Geras, the Greek god of old age and root of English words relating to aging, e.g. geriatric and gerontology

During the golden age of Greece, which is still a model for the world, the Greeks regarded the care of the elderly which they called geroboskia, as a sacred duty. The responsibility rested exclusively with the offspring. As a matter of fact, Greek law laid down severe penalties for offspring who omitted to discharge their obligation. In Delphi, for instance, anyone who failed to look after her or his parents were liable to be put in irons and thrown in prison. In Athens those who neglected either their parents or their grandparents were fined and partially deprived of their citizen rights. There were no public facilities for the aged – the very idea of an old peoples home would have been utterly alien to the Greeks.

Care for the Elderly, Greek Style by Christopher Xeneopoulos Janus

This stern view of an offspring’s parental responsibility still prevails today. So a solution has been found in the extended family.

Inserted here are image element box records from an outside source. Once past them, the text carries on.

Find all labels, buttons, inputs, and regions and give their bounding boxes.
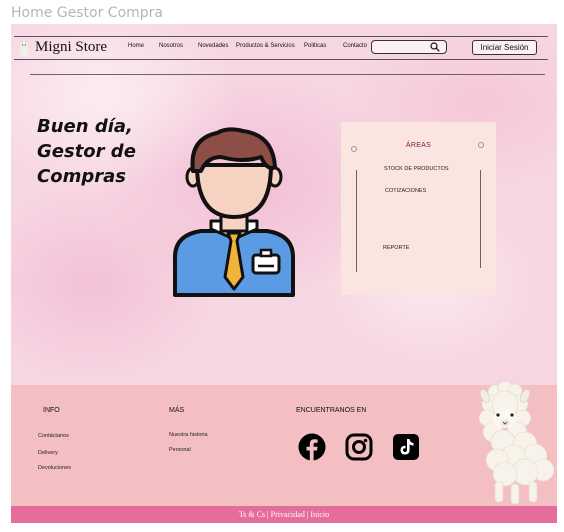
area-cotizaciones-link[interactable]: COTIZACIONES [385,188,426,194]
brand-name[interactable]: Migni Store [35,39,107,56]
footer-delivery-link[interactable]: Delivery [38,450,58,456]
bottom-links-bar[interactable]: Ts & Cs | Privacidad | Inicio [11,506,557,523]
instagram-icon[interactable] [345,433,373,461]
greeting-line-1: Buen día, [37,116,133,137]
panel-right-line [480,170,481,268]
greeting-text: Buen día, Gestor de Compras [37,114,136,189]
areas-panel: ÁREAS STOCK DE PRODUCTOS COTIZACIONES RE… [341,122,496,295]
footer-info-heading: INFO [43,407,60,414]
areas-title: ÁREAS [405,142,432,149]
greeting-line-2: Gestor de [37,141,136,162]
home-page: Migni Store Home Nosotros Novedades Prod… [11,24,557,523]
nav-contacto-link[interactable]: Contacto [343,43,367,49]
facebook-icon[interactable] [298,433,326,461]
frame-title: Home Gestor Compra [11,5,164,21]
search-input[interactable] [371,40,447,54]
footer-personal-link[interactable]: Personal [169,447,191,453]
alpaca-mascot-icon [478,382,555,505]
search-icon[interactable] [430,42,440,52]
top-navbar: Migni Store Home Nosotros Novedades Prod… [14,36,548,60]
footer-social-heading: ENCUENTRANOS EN [296,407,367,414]
login-button[interactable]: Iniciar Sesión [472,40,537,55]
footer-more-heading: MÁS [169,407,185,414]
area-reporte-link[interactable]: REPORTE [383,245,410,251]
alpaca-logo-icon[interactable] [17,39,31,57]
nav-productos-link[interactable]: Productos & Servicios [236,43,295,49]
tiktok-icon[interactable] [393,434,419,460]
area-stock-productos-link[interactable]: STOCK DE PRODUCTOS [384,166,449,172]
nav-politicas-link[interactable]: Politicas [304,43,326,49]
greeting-line-3: Compras [37,166,126,187]
header-divider [30,74,545,75]
nav-novedades-link[interactable]: Novedades [198,43,228,49]
footer-contactanos-link[interactable]: Contáctanos [38,433,69,439]
footer-historia-link[interactable]: Nuestra historia [169,432,208,438]
panel-left-line [356,170,357,272]
nav-nosotros-link[interactable]: Nosotros [159,43,183,49]
footer-devoluciones-link[interactable]: Devoluciones [38,465,71,471]
footer: INFO Contáctanos Delivery Devoluciones M… [11,382,557,506]
purchasing-manager-avatar-icon [173,127,295,297]
nav-home-link[interactable]: Home [128,43,144,49]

Old people are taken care of, but they have to contribute by cooking, cleaning and babysitting while their adult children are at work. If the household is hit by unemployment, YiaYia (Granny) and Papou (Grandpa) may also contribute from their meager pensions. Eventually when they can no longer help and need help themselves, their relatives will be there for them.

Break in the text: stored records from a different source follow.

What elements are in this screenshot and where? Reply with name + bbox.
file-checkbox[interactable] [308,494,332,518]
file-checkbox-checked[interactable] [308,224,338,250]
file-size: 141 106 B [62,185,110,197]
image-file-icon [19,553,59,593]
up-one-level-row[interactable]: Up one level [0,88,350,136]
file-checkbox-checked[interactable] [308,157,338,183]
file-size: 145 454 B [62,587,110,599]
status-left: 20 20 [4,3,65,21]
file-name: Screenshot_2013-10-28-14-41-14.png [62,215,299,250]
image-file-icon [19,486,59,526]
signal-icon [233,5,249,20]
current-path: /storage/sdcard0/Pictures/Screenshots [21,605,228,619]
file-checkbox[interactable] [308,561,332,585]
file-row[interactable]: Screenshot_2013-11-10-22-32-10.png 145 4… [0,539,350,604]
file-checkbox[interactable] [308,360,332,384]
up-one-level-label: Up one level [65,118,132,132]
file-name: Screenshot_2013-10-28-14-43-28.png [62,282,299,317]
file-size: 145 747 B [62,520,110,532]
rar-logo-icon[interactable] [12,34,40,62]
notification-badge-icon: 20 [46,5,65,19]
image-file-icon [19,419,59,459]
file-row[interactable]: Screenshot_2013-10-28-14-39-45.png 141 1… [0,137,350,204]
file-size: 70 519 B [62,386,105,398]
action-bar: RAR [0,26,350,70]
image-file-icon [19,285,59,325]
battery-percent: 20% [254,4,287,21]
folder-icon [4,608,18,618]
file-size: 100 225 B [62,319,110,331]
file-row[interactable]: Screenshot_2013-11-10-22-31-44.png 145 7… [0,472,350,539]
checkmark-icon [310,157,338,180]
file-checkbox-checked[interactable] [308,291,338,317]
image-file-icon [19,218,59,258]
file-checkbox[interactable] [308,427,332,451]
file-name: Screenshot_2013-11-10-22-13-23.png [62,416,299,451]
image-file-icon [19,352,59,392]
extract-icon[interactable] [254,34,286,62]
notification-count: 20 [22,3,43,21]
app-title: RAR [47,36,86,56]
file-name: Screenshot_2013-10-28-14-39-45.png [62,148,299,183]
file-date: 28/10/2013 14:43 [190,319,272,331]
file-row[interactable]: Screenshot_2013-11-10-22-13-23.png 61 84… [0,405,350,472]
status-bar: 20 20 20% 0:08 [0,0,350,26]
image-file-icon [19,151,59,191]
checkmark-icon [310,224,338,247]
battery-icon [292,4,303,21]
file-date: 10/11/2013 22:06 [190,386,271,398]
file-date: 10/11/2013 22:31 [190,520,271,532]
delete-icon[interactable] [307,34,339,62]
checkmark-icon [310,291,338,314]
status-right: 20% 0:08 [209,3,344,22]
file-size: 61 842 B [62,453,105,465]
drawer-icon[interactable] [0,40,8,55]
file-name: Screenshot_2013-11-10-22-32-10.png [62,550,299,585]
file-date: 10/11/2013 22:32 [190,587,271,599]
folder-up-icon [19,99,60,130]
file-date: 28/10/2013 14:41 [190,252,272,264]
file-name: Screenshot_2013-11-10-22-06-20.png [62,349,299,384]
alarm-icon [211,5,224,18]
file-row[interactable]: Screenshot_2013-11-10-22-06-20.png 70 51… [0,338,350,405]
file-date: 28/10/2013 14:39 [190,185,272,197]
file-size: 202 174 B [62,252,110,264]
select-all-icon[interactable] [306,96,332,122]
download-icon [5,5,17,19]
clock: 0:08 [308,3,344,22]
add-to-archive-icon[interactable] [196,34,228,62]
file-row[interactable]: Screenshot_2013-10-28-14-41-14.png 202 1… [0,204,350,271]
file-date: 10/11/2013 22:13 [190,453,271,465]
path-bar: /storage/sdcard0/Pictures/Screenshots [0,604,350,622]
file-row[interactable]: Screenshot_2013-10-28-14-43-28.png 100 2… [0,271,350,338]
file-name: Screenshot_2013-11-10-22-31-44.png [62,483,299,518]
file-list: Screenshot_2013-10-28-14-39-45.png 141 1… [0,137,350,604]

Where does that leave childless elderly Greeks? Those who can’t afford an Albanian or Bulgarian domestic worker may be seen begging and scouring bins for food. But a recent study suggesting a causal link between austerity and a small rise in suicides among older Greek men seems flawed, for its data pre-dates the main impact of the measures in 2011.

Elderly Greek men meet up daily for coffee and a chat at a Peloponnesian cafe

Elderly Greek men meet up daily for coffee and a chat at a Peloponnesian cafe

Despite all the pressures from the austerity measures on older Greeks, some manage to see a positive side.

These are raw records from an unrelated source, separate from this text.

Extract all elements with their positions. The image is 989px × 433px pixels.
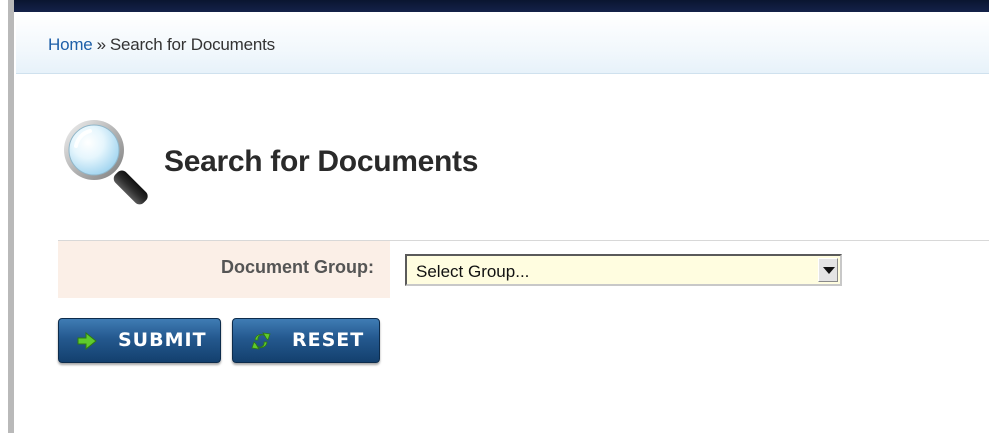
document-group-selected-value: Select Group... (416, 262, 530, 281)
chevron-down-icon[interactable] (818, 258, 838, 282)
refresh-icon (251, 332, 271, 350)
arrow-right-icon (77, 332, 97, 350)
breadcrumb: Home» Search for Documents (48, 35, 275, 55)
magnifier-icon (64, 120, 148, 205)
reset-button-label: RESET (292, 329, 365, 351)
document-group-select[interactable]: Select Group... (405, 254, 842, 286)
document-group-label: Document Group: (221, 257, 374, 277)
document-group-label-cell: Document Group: (58, 241, 390, 298)
breadcrumb-bar: Home» Search for Documents (16, 14, 989, 74)
breadcrumb-current: Search for Documents (109, 35, 275, 54)
reset-button[interactable]: RESET (232, 318, 380, 363)
top-nav-bar (12, 0, 989, 12)
breadcrumb-separator: » (96, 35, 106, 54)
page-title: Search for Documents (164, 145, 479, 178)
left-border (8, 0, 14, 433)
submit-button-label: SUBMIT (118, 329, 207, 351)
breadcrumb-home-link[interactable]: Home (48, 35, 93, 54)
submit-button[interactable]: SUBMIT (58, 318, 221, 363)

The Crisis is teaching us a lesson about living off your credit card and not working hard for your salary – when you had one. Easy money destroyed our social fabric but now our country is realigning itself to the new reality.

– Corfu Airport operations manager Spiros Kostouros, who has encouraged his 20-something children to seek jobs outside Greece

It’s a realignment reminiscent of a developing country. Now the EU’s mainly southern “PIIGS” countries – Portugal, Italy, Ireland, Greece and Spain – are being prescribed financial medicine from the north, led by Germany.

Greece is the Third World of Europe, it’s always been on the margins. With the joining of the EU Greeks were happy to at last to be part of Europe, since to be European meant being able to afford consumer goods. Many Greeks can at least go back to their roots, to the old life in the patriko, the ancestral home, to milk the goats and grow some vegetables.

– Greek-South African historian, author and political activist Luli Callinicos, who maintains strong ties to her family’s home island of Ithaca

derelict property in home village

Greeks returning to home villages sometimes find derelict properties

Greeks are proud of their country’s history, so young people have respect for their elders and what they have endured. Older people are seen as more resilient than the youth because they survived the hardships of World War II and the Greek civil war that followed.

Starving Greek children during the second world war

Starving Greek children during the second world war

Greek baby boomers were brought up on stories of the Nazi occupation that led to the starvation of hundreds of thousands of Greeks in 1941–42. Now the country is reliving those memories of poverty and hunger with its nearly 27% unemployment rate, topping Spain’s as the highest in the Eurozone.

I imagined my pension days to be different than this. I thought I’d take up my hobbies again, make more friends, travel – things I hadn’t been able to do all my life because I was working 12 hours a day, bringing up a family, looking after my mother-in-law. But I haven’t been able to do any of that because now it’s the ebb tide. In the sunset of our lives there’s The Crisis.

– Dimitra Stathakoupoulou, retired teacher, Aigio

beach in Ithaca

Sure, there’s The Crisis but life in Greece also has its consolations, e.g. stunning beaches in the Ionian Sea like this one in Kioni on the island of Ithaca.